The problem I have with this is that you have conflated “peer-review” with “traditional peer-review journals”. The key objection to the current publication model, as I understand it, is that the actual review work done by editors and reviewers comes at no cost to the publisher – who in returns pays a relatively small amount for administrating the process, and then charges an ungodly amount for access. The actual value that the publisher adds has been dramatically reduced by the modern web – but instead of adapting to this changing environment, most publishers seem to be doing anything and everything to maintain their dominance – even if it damages science. It is now truly a case of the tail wagging the dog.
People who are calling for the end of “traditional peer-review publications” are not objecting to a process that is “deliberative”, “thoughtful”, or “careful”. They are simply objecting to a system whereby the publisher can act to maximize their own financial gain by promoting the merits of a process they make very little contribution to. These critics of traditional peer-review publications seek not only to maintain the current standards of peer-review, but to dramatically improve upon them, using new technologies and freedoms largely facilitated by the internet.
Lastly, too many assume that peer-review, as instituted by most publications, is actually any good. In my own experience, it’s terrible. I would guess that only about 5% of the reviews I see (as an author, or reviewer) are actually useful. I agree with most of your above points to improve peer-review, but they don’t address the key reason for bad peer-review – which is the massive contemporary increase in the number of papers needing to be reviewed by a shrinking body of people that have few incentives to prioritize those efforts over other actives such at teaching or research.
Darren’s comments are right on. If anything, he didn’t go far enough in criticizing the greed of journal publishers. For example, some publishers now want submitting authors to pay a fee amounting to hundreds, or even thousands (no exaggeration) of dollars so that their article will be “open access.” This is simply rampant greed, in my opinion. Consider the fact that journal contributors provide journals with free content. Unlike most periodicals, journals do not pay contributors for all their hard work, which in this case typically amounts to hundreds of hours of work by one or more researchers and writers working collaboratively. And while I’m not arguing that we should be paid for the articles we produce, I would argue that we shouldn’t be charged exorbitant fees to bring our work to the public’s attention either. Enough is enough.
Whether or not we need peer review might be a purely theoretical discussion. The slow pace of research–largely due to the publication stage–is creating a market for fast research that does not include peer review. Major grants are now going to organizations that can quickly implement interventions without IRB and publish results in lay reports without ever having undergone review. Speed itself is now a commodity and it is one antithetical to the structure of academic research.
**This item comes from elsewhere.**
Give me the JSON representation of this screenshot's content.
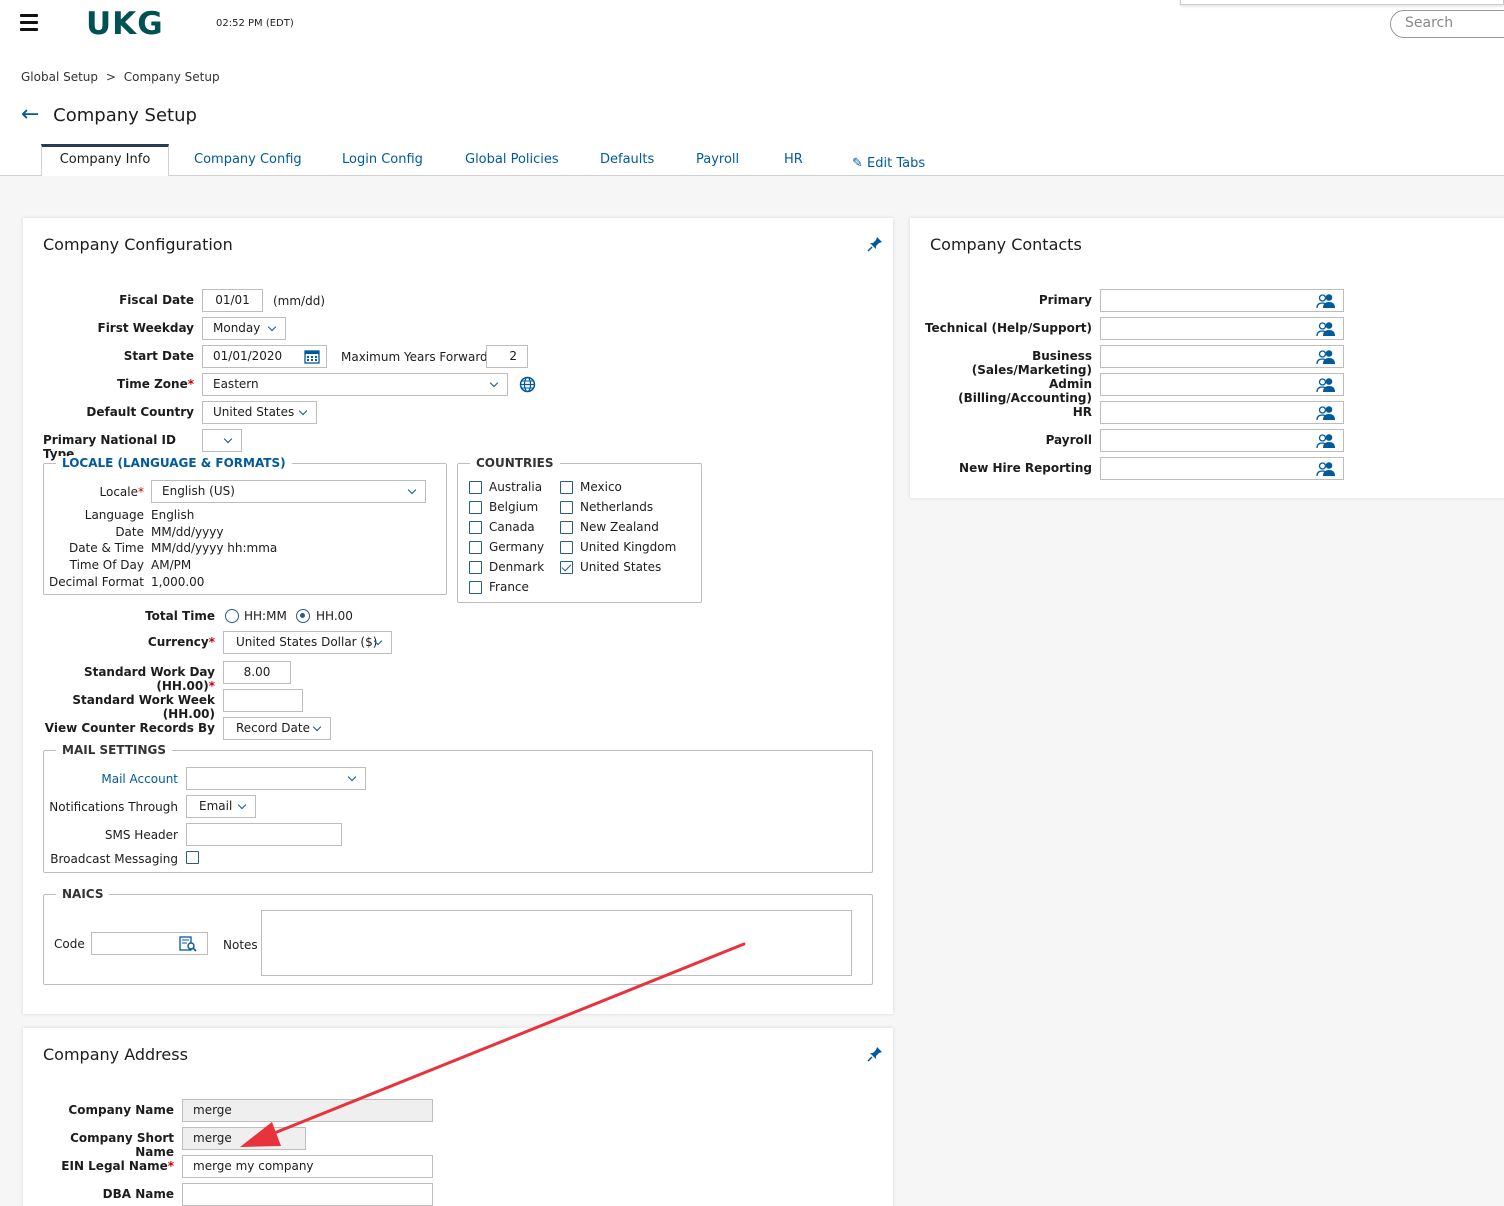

One option I see for speeding up the research cycle is to merge peer review with research conferences. Paper reviewers could be selected and even paid in advance of the conference. The panel could meet in-person and come to consensus about the quality of research. Perennial conferences could gain Impact Factor that makes them more attractive for high-level researchers. The conference proceedings could publish within weeks instead of months, or worse, years.
When I raise this possibility, my academic colleagues often tell me peer review is the single most important aspect of the western scientific tradition. My argument is that academia is facing the same revolution from which journalism is just emerging. If we are unwilling to adapt peer-review, we will ensure its end. We are dinosaurs.